The G3ict Toolkit within A Policy-Making Framework
Launching presentation and ceremony of the Global Initiative for Inclusive ICTs & International Telecommunication Union Toolkit
Date: 07/05/2009
Venue: Hotel Marillia, Hammamet, Tunisia
Article
The G3ict provides valuable resources for establishing policy frameworks and technical sequences for achieving accessibility but key questions remain about the merits of voluntary and statutory regulation.
The very extent of the Toolkit is a graphic illustration of the complexities of ICT accessibility; but, rather than using the Contents Page sequence, let me start by putting the Toolkit into a policy framework in three steps:
- Establish a legal framework for asserting a general right that is superior to, equal to, or inferior to other rights;
- Determine the instrument for the enjoyment of the right: a standard, regulations or legislation;
- Establish responsibility for the enjoyment of the right.
In parallel with this, we also need a technical sequence:
- Establish user requirements;
- Translate user requirements into technical specifications;
- Produce a working model.
It can readily be seen that there is no logical way of integrating the policy framework and the technical sequence:
- The promulgation of a right may precede a technical implementation;
- A technical solution may precede the promulgation of a right;
- The market may deliver a solution;
- Each party may allocate responsibility to another.
The reason why the World Blind Union (WBU), through the Royal National Institute of Blind People (RNIB), agreed to support the Toolkit from the outset was our recognition of the need for a global set of resources. The usual justification for projects like this is that it saves people "re-inventing the wheel" but we saw it more broadly than this; in public policy terms, we have to:
- Justify the assertion of a 'desirable' right;
- Show that the enjoyment of a right is possible;
- Compute the ratio between cost and social gain.
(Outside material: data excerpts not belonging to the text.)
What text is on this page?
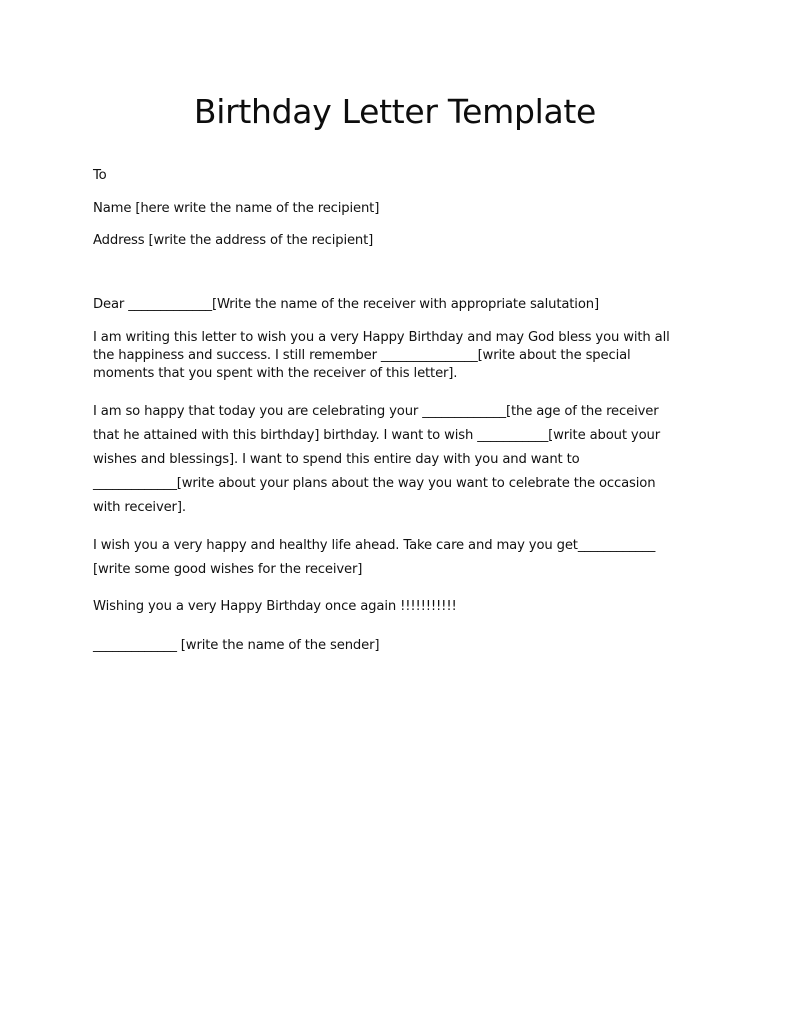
Birthday Letter Template

To

Name [here write the name of the recipient]

Address [write the address of the recipient]

Dear _____________[Write the name of the receiver with appropriate salutation]

I am writing this letter to wish you a very Happy Birthday and may God bless you with all
the happiness and success. I still remember _______________[write about the special
moments that you spent with the receiver of this letter].
I am so happy that today you are celebrating your _____________[the age of the receiver
that he attained with this birthday] birthday. I want to wish ___________[write about your
wishes and blessings]. I want to spend this entire day with you and want to
_____________[write about your plans about the way you want to celebrate the occasion
with receiver].
I wish you a very happy and healthy life ahead. Take care and may you get____________
[write some good wishes for the receiver]

Wishing you a very Happy Birthday once again !!!!!!!!!!!

_____________ [write the name of the sender]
To undertake this analysis, there are some necessary preconditions:
- Establish a relationship between the right and the methodology enjoyment;
- Ensure that the social gain is actual rather than theoretical;
- Identify frameworks or sequences for success and test these against the current challenge.
As you would expect of a global, multi-faceted phenomenon, such as the Toolkit, there is no simple set of overall conclusions that can be drawn from the available resources, but I think there are some important indicators:
- Almost universal market failure;
- Success of state regulation of broadcasting;
- Political success but implementation failure, not least by legislators, of voluntary industry standard, WAI;
- Success of voluntary DVD accessibility practice;
- Failure to regulate telecommunications.
It seems to me that there are three vital areas for consensus building:
- The nature of a right of access and its relationship to other rights, e.g. authors, shareholders;
- The balance between factors in the commitment to accessibility;
- The responsibility for delivering a legislated objective.
I ought to say a few words of explanation: the assertion of a blanket, theoretical right of accessibility to content without regard to three basic considerations, will fail:
- Mission;
- Cost/Capacity to deliver;
- Social Gain.
Well before this economic down-turn, a trend emerged of Governments extending rights and cutting budgets; the same trend is observable in corporate mission statements and the use of CSR funding. Most of the Third Sector still thinks of Government in terms of highly dirigiste responsibility, largely established for the prosecution of two world wars in the 20th Century. Although this might sound trivial, it is extremely important that the Third Sector stops calling itself that, giving itself a lower ranking than government and business; as we emerge from the down-turn, we might find that the not-for-profit, or social investment sector, is the only part of our society that is trusted, now that business leaders have joined politicians and journalists.
Following on from this, the observant will notice that I have not stipulated:
- The need to achieve common technical standards to create a mass market for accessible ICT goods and services.
I think this is a largely ideological proposition, usually under the shorthand label of ‘The Business Case'.
Assumptions behind The Business Case
- The case for capital allocation is based on demographic aggregation;
- Capital is unlimited.
Politics of The Business Case
- The Third Sector wishes to establish a maximum demographic and shift responsibility;
- Government wishes to cut expenditure and shift responsibility;
- Business asserts the maximisation of shareholder value in competition for limited capital.
The achievement of common global standards would be most helpful for manufacturers who frequently say that they do not want to have to conform with a wide variety of standards; but, by insisting on a single standard, they will almost certainly be able to avoid doing anything at all because most standards for accessibility lag far behind generic product launches; and, by the time there is consensus, the technology and the market have both moved on.
Perhaps another way of looking at our dilemma is to try to work out why:
Why: is:
- Unregulated DVD such a success;
- Intensely legislated web accessibility a modest success;
- Deregulated telecommunications such a failure;
- All accessibility regulation not based on the broadcasting model?
Finally, three challenges:
- In computing, mimic broadcasting and telecommunications by concentrating on server rather than client-side services;
- Use public procurement to specify hardware and software that require little or no training;
- Make digital creativity tools accessible so that disabled people can produce as well as consume.